Little out there covers so much ground on a single release.

Though Sassi appears somewhat obsessed with the notion that his music falls into new genre called ‘oriental rock’, for all its eclecticism a new genre tag isn’t called for. Sassi’s music is a blend of various tendencies in modern progressive rock and metal, though unlike Orphaned Land’s earlier music, there’s no hint of the death and doom metal influences that once formed part of his stylistic repertoire. Instead, there’s a strong current of world and folk music, drawn from a wide pool of Middle Eastern styles, while employing both traditional instruments and harmonic hallmarks. There’s a lot of pentatonic and angular chromatic riffs, explaining why fans of guitar heroes like Satriani and Vai have pricked up their ears to Sassi’s playing, as in their search for new adventures on the guitar both have dabbled in the harmonic structures of folk music from all over the world. As one might expect, there are also strong stylistic similarities to 2013’s melodramatic All Is One, the final Orphaned Land album that Sassi appeared on.
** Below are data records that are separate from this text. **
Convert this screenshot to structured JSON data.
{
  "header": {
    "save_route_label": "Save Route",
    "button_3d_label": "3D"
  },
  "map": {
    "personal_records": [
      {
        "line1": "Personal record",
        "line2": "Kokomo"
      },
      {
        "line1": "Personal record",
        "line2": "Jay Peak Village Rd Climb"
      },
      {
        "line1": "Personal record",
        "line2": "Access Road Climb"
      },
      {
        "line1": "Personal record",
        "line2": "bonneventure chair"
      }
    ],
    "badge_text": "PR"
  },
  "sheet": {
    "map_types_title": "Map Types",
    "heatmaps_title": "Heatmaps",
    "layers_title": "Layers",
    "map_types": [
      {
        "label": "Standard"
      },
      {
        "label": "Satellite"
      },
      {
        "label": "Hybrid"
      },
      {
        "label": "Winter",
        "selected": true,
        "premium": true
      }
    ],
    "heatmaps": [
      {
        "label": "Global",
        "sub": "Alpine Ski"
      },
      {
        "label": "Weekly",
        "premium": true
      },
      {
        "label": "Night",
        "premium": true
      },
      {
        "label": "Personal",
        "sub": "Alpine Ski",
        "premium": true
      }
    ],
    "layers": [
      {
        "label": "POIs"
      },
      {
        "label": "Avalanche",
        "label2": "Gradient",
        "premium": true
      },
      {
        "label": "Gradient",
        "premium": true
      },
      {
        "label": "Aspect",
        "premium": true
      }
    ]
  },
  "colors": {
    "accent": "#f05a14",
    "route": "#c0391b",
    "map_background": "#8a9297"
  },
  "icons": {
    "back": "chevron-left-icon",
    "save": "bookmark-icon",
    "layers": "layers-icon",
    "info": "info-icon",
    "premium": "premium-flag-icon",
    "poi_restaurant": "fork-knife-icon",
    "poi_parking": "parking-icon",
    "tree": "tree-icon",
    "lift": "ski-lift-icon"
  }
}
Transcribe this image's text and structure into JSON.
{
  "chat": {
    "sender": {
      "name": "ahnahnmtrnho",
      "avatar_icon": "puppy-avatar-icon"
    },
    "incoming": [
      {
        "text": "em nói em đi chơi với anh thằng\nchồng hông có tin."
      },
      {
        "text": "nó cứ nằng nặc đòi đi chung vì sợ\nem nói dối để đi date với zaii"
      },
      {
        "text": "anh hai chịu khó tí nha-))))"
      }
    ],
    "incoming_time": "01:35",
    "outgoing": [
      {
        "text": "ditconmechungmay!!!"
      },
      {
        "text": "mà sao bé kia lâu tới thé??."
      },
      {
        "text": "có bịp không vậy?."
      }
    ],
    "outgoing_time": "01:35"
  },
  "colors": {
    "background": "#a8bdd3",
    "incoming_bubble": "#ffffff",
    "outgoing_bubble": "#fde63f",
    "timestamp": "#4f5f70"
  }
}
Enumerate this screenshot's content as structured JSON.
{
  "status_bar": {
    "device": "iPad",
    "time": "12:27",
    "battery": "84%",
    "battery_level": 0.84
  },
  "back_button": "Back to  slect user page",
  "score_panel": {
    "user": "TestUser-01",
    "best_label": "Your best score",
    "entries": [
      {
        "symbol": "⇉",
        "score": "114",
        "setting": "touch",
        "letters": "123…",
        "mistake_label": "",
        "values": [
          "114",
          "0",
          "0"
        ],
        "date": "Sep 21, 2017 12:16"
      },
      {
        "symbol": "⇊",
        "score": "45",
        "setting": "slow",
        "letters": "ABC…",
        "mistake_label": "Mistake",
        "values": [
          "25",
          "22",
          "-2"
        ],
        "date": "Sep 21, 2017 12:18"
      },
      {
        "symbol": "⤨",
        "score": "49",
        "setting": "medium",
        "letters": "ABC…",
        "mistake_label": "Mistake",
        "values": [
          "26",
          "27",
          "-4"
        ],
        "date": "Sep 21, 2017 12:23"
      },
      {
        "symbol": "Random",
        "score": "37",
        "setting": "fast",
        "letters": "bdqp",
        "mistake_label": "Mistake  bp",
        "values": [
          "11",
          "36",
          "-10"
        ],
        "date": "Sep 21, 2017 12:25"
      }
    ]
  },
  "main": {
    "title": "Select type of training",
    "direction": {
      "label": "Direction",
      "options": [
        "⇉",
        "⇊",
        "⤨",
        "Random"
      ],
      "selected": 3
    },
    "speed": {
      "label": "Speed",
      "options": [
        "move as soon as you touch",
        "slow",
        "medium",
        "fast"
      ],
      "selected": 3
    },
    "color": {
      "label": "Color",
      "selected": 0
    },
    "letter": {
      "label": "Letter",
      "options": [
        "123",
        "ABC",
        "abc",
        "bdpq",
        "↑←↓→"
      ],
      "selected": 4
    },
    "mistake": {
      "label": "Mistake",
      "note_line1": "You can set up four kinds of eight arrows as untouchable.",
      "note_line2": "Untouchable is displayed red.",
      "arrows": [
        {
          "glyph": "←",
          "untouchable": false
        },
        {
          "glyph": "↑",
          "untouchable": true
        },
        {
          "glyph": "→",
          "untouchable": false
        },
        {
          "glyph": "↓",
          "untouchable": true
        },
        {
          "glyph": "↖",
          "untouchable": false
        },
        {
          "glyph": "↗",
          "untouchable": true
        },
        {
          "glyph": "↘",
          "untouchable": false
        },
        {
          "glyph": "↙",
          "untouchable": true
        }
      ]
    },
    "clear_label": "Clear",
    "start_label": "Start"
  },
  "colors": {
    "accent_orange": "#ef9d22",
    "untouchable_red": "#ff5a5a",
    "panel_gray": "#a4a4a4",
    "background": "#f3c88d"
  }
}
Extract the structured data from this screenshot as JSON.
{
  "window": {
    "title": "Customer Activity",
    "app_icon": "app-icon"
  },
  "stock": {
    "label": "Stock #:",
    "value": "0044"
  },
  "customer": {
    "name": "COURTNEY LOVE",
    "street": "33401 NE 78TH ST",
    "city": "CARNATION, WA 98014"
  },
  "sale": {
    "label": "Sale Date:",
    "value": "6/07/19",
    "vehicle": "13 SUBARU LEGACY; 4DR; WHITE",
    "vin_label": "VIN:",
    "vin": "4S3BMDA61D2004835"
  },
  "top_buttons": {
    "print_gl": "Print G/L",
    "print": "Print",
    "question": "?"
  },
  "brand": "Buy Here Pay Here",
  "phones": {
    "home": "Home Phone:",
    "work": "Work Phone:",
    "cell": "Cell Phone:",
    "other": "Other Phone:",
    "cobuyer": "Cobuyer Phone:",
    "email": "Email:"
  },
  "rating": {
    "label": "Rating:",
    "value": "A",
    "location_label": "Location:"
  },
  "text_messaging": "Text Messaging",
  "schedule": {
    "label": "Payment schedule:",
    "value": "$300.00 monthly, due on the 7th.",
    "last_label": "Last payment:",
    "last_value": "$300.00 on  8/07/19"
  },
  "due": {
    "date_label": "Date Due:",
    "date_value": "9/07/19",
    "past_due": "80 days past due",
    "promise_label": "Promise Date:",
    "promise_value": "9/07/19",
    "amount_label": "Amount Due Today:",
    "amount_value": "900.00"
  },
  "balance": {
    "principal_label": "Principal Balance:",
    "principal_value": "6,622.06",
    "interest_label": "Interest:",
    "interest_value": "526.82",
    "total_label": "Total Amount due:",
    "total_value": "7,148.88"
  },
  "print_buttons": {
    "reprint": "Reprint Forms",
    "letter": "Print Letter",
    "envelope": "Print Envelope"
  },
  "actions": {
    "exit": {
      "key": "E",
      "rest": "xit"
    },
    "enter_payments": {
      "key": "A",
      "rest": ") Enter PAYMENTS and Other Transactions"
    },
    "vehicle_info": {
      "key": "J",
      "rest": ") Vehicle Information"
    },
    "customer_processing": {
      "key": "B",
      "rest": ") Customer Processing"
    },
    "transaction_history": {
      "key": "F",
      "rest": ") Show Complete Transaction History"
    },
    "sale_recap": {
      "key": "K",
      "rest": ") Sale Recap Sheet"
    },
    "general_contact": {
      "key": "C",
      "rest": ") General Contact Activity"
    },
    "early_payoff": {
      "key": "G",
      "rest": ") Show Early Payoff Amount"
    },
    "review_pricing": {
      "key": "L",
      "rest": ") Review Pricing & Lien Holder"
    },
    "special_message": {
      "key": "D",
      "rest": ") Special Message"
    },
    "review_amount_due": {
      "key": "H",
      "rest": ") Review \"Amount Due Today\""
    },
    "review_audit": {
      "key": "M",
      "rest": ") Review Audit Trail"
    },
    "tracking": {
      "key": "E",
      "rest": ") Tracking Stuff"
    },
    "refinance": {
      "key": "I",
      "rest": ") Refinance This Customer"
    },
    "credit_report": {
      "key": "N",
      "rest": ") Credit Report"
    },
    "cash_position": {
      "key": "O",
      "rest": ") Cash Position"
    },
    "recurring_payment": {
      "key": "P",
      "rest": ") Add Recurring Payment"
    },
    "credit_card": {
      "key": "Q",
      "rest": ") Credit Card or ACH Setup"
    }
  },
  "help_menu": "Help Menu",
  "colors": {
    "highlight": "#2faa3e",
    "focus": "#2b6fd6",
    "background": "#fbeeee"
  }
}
The album’s opening track, Wings, is typical of the folk side of the record, and segues into the almost Tubular Bells-esque eccentricity of interlude Mr. NoSoul. Madame TwoSouls and Stronger Than Ever are at the other end of the spectrum, trading in robust progressive metal, echoing both Dream Theater and early-2000s P-Tree. Winter, taking some stylistic cues from Joe Satriani’s The Extremist in terms of atmosphere, confounds expectations with a glorious double-time legato lead break that may be the best single moment on the album. Road Less Traveled is the closest Sassi gets to his old band; though it does display one crucial difference, namely that when identifiably Western-style harmonic intervals appear they generally feel major, whereas the opposite was true of Orphaned Land. A late highlight is the ballad Bird Without A Tree, which builds to a gentle, swung crescendo with tight harmonic interplay between the instruments and vocals.

A capricious, yet ultimately rewarding listen, Roots And Roads is an essential release for the adventurous prog fan simply because there’s little out there that covers so much ground on a single release. Dense and powerful, Sassi should be commended on creating such a curiously beguiling record.